We're at the American Association of Physical Anthropologists (AAPA) annual meeting, this year being held in Knoxville, TN. The University of Tennessee has long had a very good faculty in biological anthropology, changing over the years but retaining status as substantial contributor to the field.
The attendance seems substantial, but the program itself seems rather short on hefty content. There are several symposia to honor the careers of noteworthy biological anthropologists, from UT's history and beyond, and there are some good overview papers and various interesting poster presentations.
But, unlike many physical anthropology meetings of the past, there are few if any announcements of major findings. No big splash fossil or genetic findings, no new primate species discovered in the wildes of Nowhere. Instead, the program at least judging by titles, consists of a plethora of papers on very restrictive topics. In the past, major new findings in paleontology or primatology or in human genetics and osteology would be presented here.
Unless we learn of more broadly applying presentations to be given, our impression is that a great increase in the number of faculty in this subject and the pressure to present new findings in rapid-fire fashion has largely sliced and diced work into rather minimalist, very focused but narrow presentations. Most of these topics could be presented in an online format, and it is not clear that the wheeling and dealing is worth the cost of the travel and so on to have such a meeting.
Our own area, genetics, seems rather thinly represented given the big media news that genetic findings (or claims of them) make every week. Over the years, mainline human genetics seems to have drifted away from the AAPA members or their use of these meetings. More human geneticists are operating out of medical schools, often with a rather shallow understanding of evolution (but more money), and both geneticists and paleontologists have chosen to present their results on the hyper-media stage than at specialist meetings such as these. In part, but only in part, the depth of knowledge and use of technology that properly trained anthropologists can muster has a hard time competing with the resources of the medical school NIH-funding world, where teaching is often considered a kind of 4-letter word. In part, anthropology has indulged too much in over-simplified evolutionary notions and has avoided the high level of technology and molecular and computing skills needed in this field, rather than being the more knowledgeable watch-dogs of the Just-So stories and promises coming out of NIH.
And yet....
Still, the meeting has not been a failure for us by any means. We've already met many very good scientists and friends, and had a very fine dinner and conversation with our great MT co-conspirator Holly Dunsworth, the elegant and thoughtful contributor of so many wonderful posts on our blog. And we've talked with Holly and others about ways we might encourage universities to revise their faculty evaluation criteria to take appropriate account for tthe active and successful use of social media (moving towards what we've called Broadreach University, the second Gutenberg-like transformation of intellectual communication). One wonders if in-person meetings of the kind we're attending will be changed to something different, or if the old style (posters, podium presentations, plenary talks) will have legs into the future.
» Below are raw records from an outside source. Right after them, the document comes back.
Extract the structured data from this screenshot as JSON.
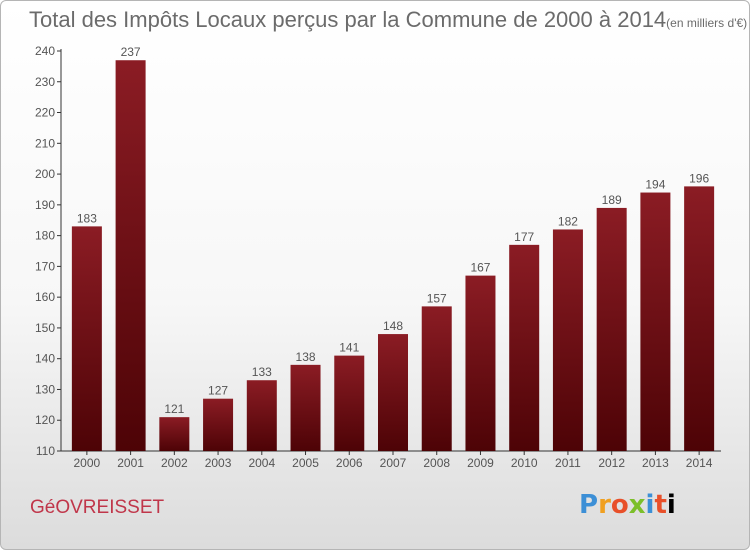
{
  "header": {
    "title": "Total des Impôts Locaux perçus par la Commune de 2000 à 2014",
    "unit": "(en milliers d'€)"
  },
  "footer": {
    "commune": "GéOVREISSET",
    "logo_letters": [
      "P",
      "r",
      "o",
      "x",
      "i",
      "t",
      "i"
    ]
  },
  "chart_data": {
    "type": "bar",
    "title": "Total des Impôts Locaux perçus par la Commune de 2000 à 2014",
    "subtitle": "(en milliers d'€)",
    "xlabel": "",
    "ylabel": "",
    "categories": [
      "2000",
      "2001",
      "2002",
      "2003",
      "2004",
      "2005",
      "2006",
      "2007",
      "2008",
      "2009",
      "2010",
      "2011",
      "2012",
      "2013",
      "2014"
    ],
    "values": [
      183,
      237,
      121,
      127,
      133,
      138,
      141,
      148,
      157,
      167,
      177,
      182,
      189,
      194,
      196
    ],
    "ylim": [
      110,
      240
    ],
    "yticks": [
      110,
      120,
      130,
      140,
      150,
      160,
      170,
      180,
      190,
      200,
      210,
      220,
      230,
      240
    ],
    "grid": false,
    "legend": "none",
    "bar_color": "#8b1c24",
    "bar_color_dark": "#4d0306",
    "text_color": "#555555"
  }
}
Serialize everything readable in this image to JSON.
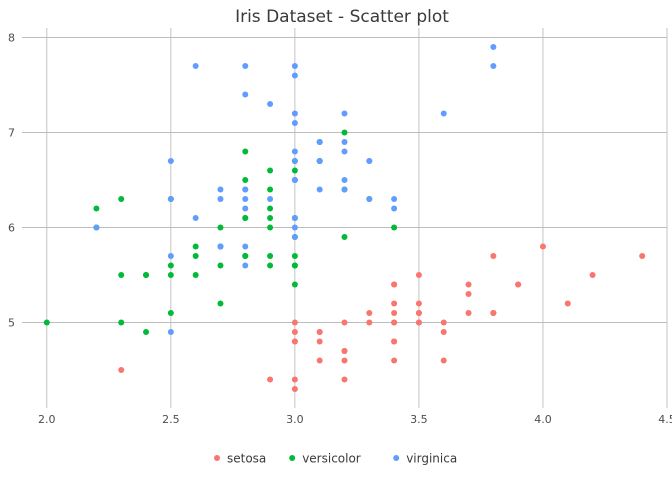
{
  "chart_data": {
    "type": "scatter",
    "title": "Iris Dataset - Scatter plot",
    "xlabel": "",
    "ylabel": "",
    "xlim": [
      1.9,
      4.5
    ],
    "ylim": [
      4.1,
      8.1
    ],
    "x_ticks": [
      2.0,
      2.5,
      3.0,
      3.5,
      4.0,
      4.5
    ],
    "x_tick_labels": [
      "2.0",
      "2.5",
      "3.0",
      "3.5",
      "4.0",
      "4.5"
    ],
    "y_ticks": [
      5,
      6,
      7,
      8
    ],
    "y_tick_labels": [
      "5",
      "6",
      "7",
      "8"
    ],
    "grid": true,
    "legend_position": "bottom",
    "series": [
      {
        "name": "setosa",
        "color": "#F8766D",
        "points": [
          [
            3.5,
            5.1
          ],
          [
            3.0,
            4.9
          ],
          [
            3.2,
            4.7
          ],
          [
            3.1,
            4.6
          ],
          [
            3.6,
            5.0
          ],
          [
            3.9,
            5.4
          ],
          [
            3.4,
            4.6
          ],
          [
            3.4,
            5.0
          ],
          [
            2.9,
            4.4
          ],
          [
            3.1,
            4.9
          ],
          [
            3.7,
            5.4
          ],
          [
            3.4,
            4.8
          ],
          [
            3.0,
            4.8
          ],
          [
            3.0,
            4.3
          ],
          [
            4.0,
            5.8
          ],
          [
            4.4,
            5.7
          ],
          [
            3.9,
            5.4
          ],
          [
            3.5,
            5.1
          ],
          [
            3.8,
            5.7
          ],
          [
            3.8,
            5.1
          ],
          [
            3.4,
            5.4
          ],
          [
            3.7,
            5.1
          ],
          [
            3.6,
            4.6
          ],
          [
            3.3,
            5.1
          ],
          [
            3.4,
            4.8
          ],
          [
            3.0,
            5.0
          ],
          [
            3.4,
            5.0
          ],
          [
            3.5,
            5.2
          ],
          [
            3.4,
            5.2
          ],
          [
            3.2,
            4.7
          ],
          [
            3.1,
            4.8
          ],
          [
            3.4,
            5.4
          ],
          [
            4.1,
            5.2
          ],
          [
            4.2,
            5.5
          ],
          [
            3.1,
            4.9
          ],
          [
            3.2,
            5.0
          ],
          [
            3.5,
            5.5
          ],
          [
            3.6,
            4.9
          ],
          [
            3.0,
            4.4
          ],
          [
            3.4,
            5.1
          ],
          [
            3.5,
            5.0
          ],
          [
            2.3,
            4.5
          ],
          [
            3.2,
            4.4
          ],
          [
            3.5,
            5.0
          ],
          [
            3.8,
            5.1
          ],
          [
            3.0,
            4.8
          ],
          [
            3.8,
            5.1
          ],
          [
            3.2,
            4.6
          ],
          [
            3.7,
            5.3
          ],
          [
            3.3,
            5.0
          ]
        ]
      },
      {
        "name": "versicolor",
        "color": "#00BA38",
        "points": [
          [
            3.2,
            7.0
          ],
          [
            3.2,
            6.4
          ],
          [
            3.1,
            6.9
          ],
          [
            2.3,
            5.5
          ],
          [
            2.8,
            6.5
          ],
          [
            2.8,
            5.7
          ],
          [
            3.3,
            6.3
          ],
          [
            2.4,
            4.9
          ],
          [
            2.9,
            6.6
          ],
          [
            2.7,
            5.2
          ],
          [
            2.0,
            5.0
          ],
          [
            3.0,
            5.9
          ],
          [
            2.2,
            6.0
          ],
          [
            2.9,
            6.1
          ],
          [
            2.9,
            5.6
          ],
          [
            3.1,
            6.7
          ],
          [
            3.0,
            5.6
          ],
          [
            2.7,
            5.8
          ],
          [
            2.2,
            6.2
          ],
          [
            2.5,
            5.6
          ],
          [
            3.2,
            5.9
          ],
          [
            2.8,
            6.1
          ],
          [
            2.5,
            6.3
          ],
          [
            2.8,
            6.1
          ],
          [
            2.9,
            6.4
          ],
          [
            3.0,
            6.6
          ],
          [
            2.8,
            6.8
          ],
          [
            3.0,
            6.7
          ],
          [
            2.9,
            6.0
          ],
          [
            2.6,
            5.7
          ],
          [
            2.4,
            5.5
          ],
          [
            2.4,
            5.5
          ],
          [
            2.7,
            5.8
          ],
          [
            2.7,
            6.0
          ],
          [
            3.0,
            5.4
          ],
          [
            3.4,
            6.0
          ],
          [
            3.1,
            6.7
          ],
          [
            2.3,
            6.3
          ],
          [
            3.0,
            5.6
          ],
          [
            2.5,
            5.5
          ],
          [
            2.6,
            5.5
          ],
          [
            3.0,
            6.1
          ],
          [
            2.6,
            5.8
          ],
          [
            2.3,
            5.0
          ],
          [
            2.7,
            5.6
          ],
          [
            3.0,
            5.7
          ],
          [
            2.9,
            5.7
          ],
          [
            2.9,
            6.2
          ],
          [
            2.5,
            5.1
          ],
          [
            2.8,
            5.7
          ]
        ]
      },
      {
        "name": "virginica",
        "color": "#619CFF",
        "points": [
          [
            3.3,
            6.3
          ],
          [
            2.7,
            5.8
          ],
          [
            3.0,
            7.1
          ],
          [
            2.9,
            6.3
          ],
          [
            3.0,
            6.5
          ],
          [
            3.0,
            7.6
          ],
          [
            2.5,
            4.9
          ],
          [
            2.9,
            7.3
          ],
          [
            2.5,
            6.7
          ],
          [
            3.6,
            7.2
          ],
          [
            3.2,
            6.5
          ],
          [
            2.7,
            6.4
          ],
          [
            3.0,
            6.8
          ],
          [
            2.5,
            5.7
          ],
          [
            2.8,
            5.8
          ],
          [
            3.2,
            6.4
          ],
          [
            3.0,
            6.5
          ],
          [
            3.8,
            7.7
          ],
          [
            2.6,
            7.7
          ],
          [
            2.2,
            6.0
          ],
          [
            3.2,
            6.9
          ],
          [
            2.8,
            5.6
          ],
          [
            2.8,
            7.7
          ],
          [
            2.7,
            6.3
          ],
          [
            3.3,
            6.7
          ],
          [
            3.2,
            7.2
          ],
          [
            2.8,
            6.2
          ],
          [
            3.0,
            6.1
          ],
          [
            2.8,
            6.4
          ],
          [
            3.0,
            7.2
          ],
          [
            2.8,
            7.4
          ],
          [
            3.8,
            7.9
          ],
          [
            2.8,
            6.4
          ],
          [
            2.8,
            6.3
          ],
          [
            2.6,
            6.1
          ],
          [
            3.0,
            7.7
          ],
          [
            3.4,
            6.3
          ],
          [
            3.1,
            6.4
          ],
          [
            3.0,
            6.0
          ],
          [
            3.1,
            6.9
          ],
          [
            3.1,
            6.7
          ],
          [
            3.1,
            6.9
          ],
          [
            2.7,
            5.8
          ],
          [
            3.2,
            6.8
          ],
          [
            3.3,
            6.7
          ],
          [
            3.0,
            6.7
          ],
          [
            2.5,
            6.3
          ],
          [
            3.0,
            6.5
          ],
          [
            3.4,
            6.2
          ],
          [
            3.0,
            5.9
          ]
        ]
      }
    ]
  }
}
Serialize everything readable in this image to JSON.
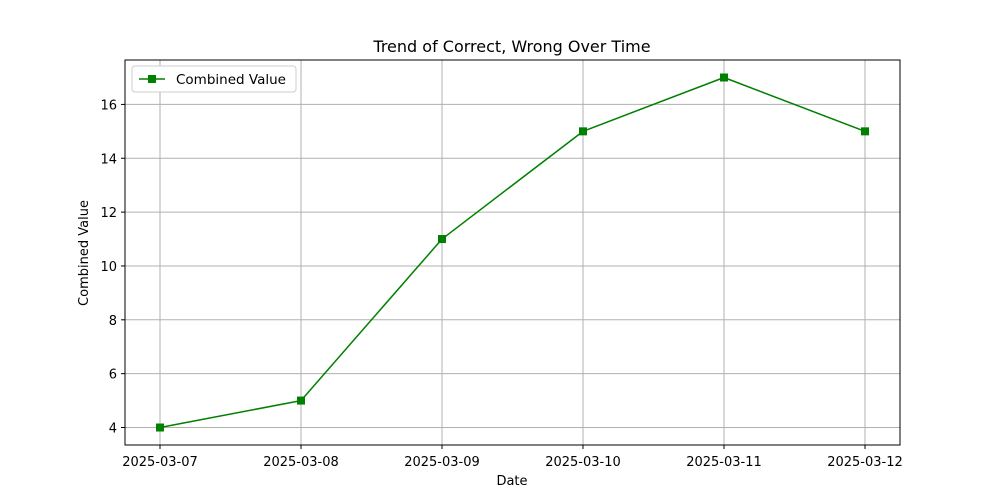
{
  "chart_data": {
    "type": "line",
    "title": "Trend of Correct, Wrong Over Time",
    "xlabel": "Date",
    "ylabel": "Combined Value",
    "x": [
      "2025-03-07",
      "2025-03-08",
      "2025-03-09",
      "2025-03-10",
      "2025-03-11",
      "2025-03-12"
    ],
    "series": [
      {
        "name": "Combined Value",
        "values": [
          4,
          5,
          11,
          15,
          17,
          15
        ],
        "color": "#008000",
        "marker": "square"
      }
    ],
    "yticks": [
      4,
      6,
      8,
      10,
      12,
      14,
      16
    ],
    "ylim": [
      3.35,
      17.65
    ],
    "grid": true,
    "legend_position": "top-left"
  }
}
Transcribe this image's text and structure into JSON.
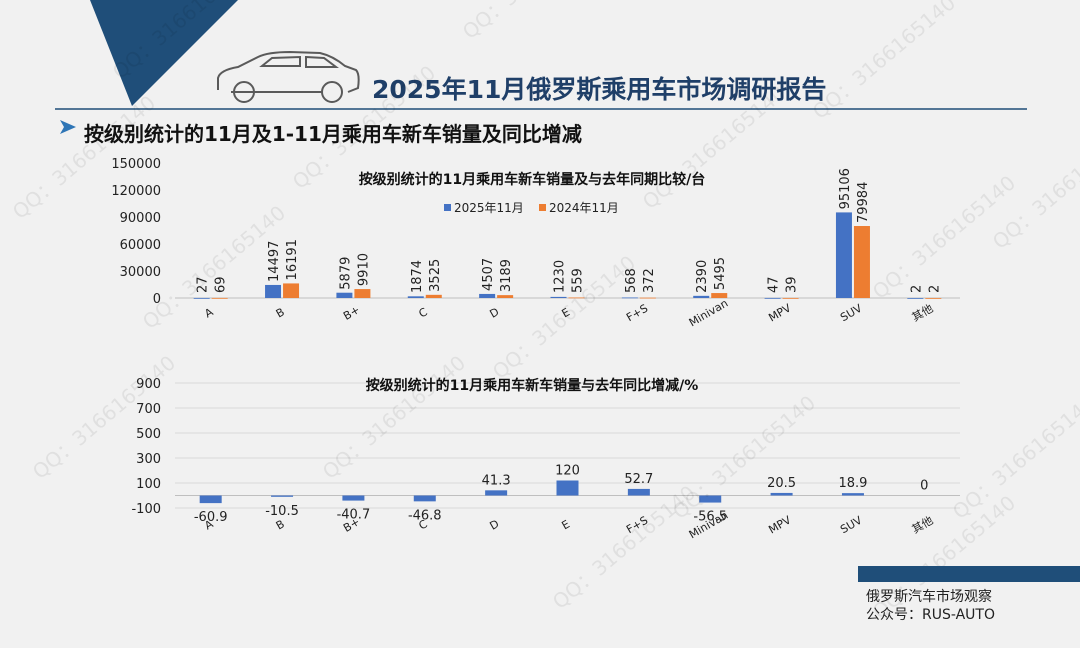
{
  "header": {
    "title": "2025年11月俄罗斯乘用车市场调研报告",
    "subtitle": "按级别统计的11月及1-11月乘用车新车销量及同比增减"
  },
  "watermark": "QQ：3166165140",
  "footer": {
    "line1": "俄罗斯汽车市场观察",
    "line2": "公众号：RUS-AUTO"
  },
  "colors": {
    "navy": "#1f4e79",
    "series_2025": "#4472c4",
    "series_2024": "#ed7d31"
  },
  "chart_data": [
    {
      "type": "bar",
      "title": "按级别统计的11月乘用车新车销量及与去年同期比较/台",
      "categories": [
        "A",
        "B",
        "B+",
        "C",
        "D",
        "E",
        "F+S",
        "Minivan",
        "MPV",
        "SUV",
        "其他"
      ],
      "series": [
        {
          "name": "2025年11月",
          "values": [
            27,
            14497,
            5879,
            1874,
            4507,
            1230,
            568,
            2390,
            47,
            95106,
            2
          ]
        },
        {
          "name": "2024年11月",
          "values": [
            69,
            16191,
            9910,
            3525,
            3189,
            559,
            372,
            5495,
            39,
            79984,
            2
          ]
        }
      ],
      "yticks": [
        0,
        30000,
        60000,
        90000,
        120000,
        150000
      ],
      "ylim": [
        0,
        150000
      ],
      "legend": "top"
    },
    {
      "type": "bar",
      "title": "按级别统计的11月乘用车新车销量与去年同比增减/%",
      "categories": [
        "A",
        "B",
        "B+",
        "C",
        "D",
        "E",
        "F+S",
        "Minivan",
        "MPV",
        "SUV",
        "其他"
      ],
      "values": [
        -60.9,
        -10.5,
        -40.7,
        -46.8,
        41.3,
        120,
        52.7,
        -56.5,
        20.5,
        18.9,
        0
      ],
      "yticks": [
        -100,
        100,
        300,
        500,
        700,
        900
      ],
      "ylim": [
        -100,
        900
      ]
    }
  ]
}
Holly is involved in many creative projects for the dissemination of knowledge about genetics and evolution (and more), both for public education and to improve teaching, along with her own research on evolutionary topics.
If we hear interesting presentations in the next couple of days here, we'll write about them.
3 comments:
I had the same thoughts looking over the meeting abstracts. Plenty of good work, but nothing terribly exciting. Are we in a rut?
Well discoveries come perhaps in bursts or this is a gap year, so to speak. More relevant may be the partitioning of research into more, but smaller parcels, and the more highly focused but hence more narrowly applicable work. And the expansion to something like 1700 participants in physical anth., a rather restricted field.
Still, there are some interesting papers, which is good.
Also, this year the Paleoanthropology Association meetings are being held elsewhere (Hawaii). In the past, they were often held in the same city just before the AAPA meetings.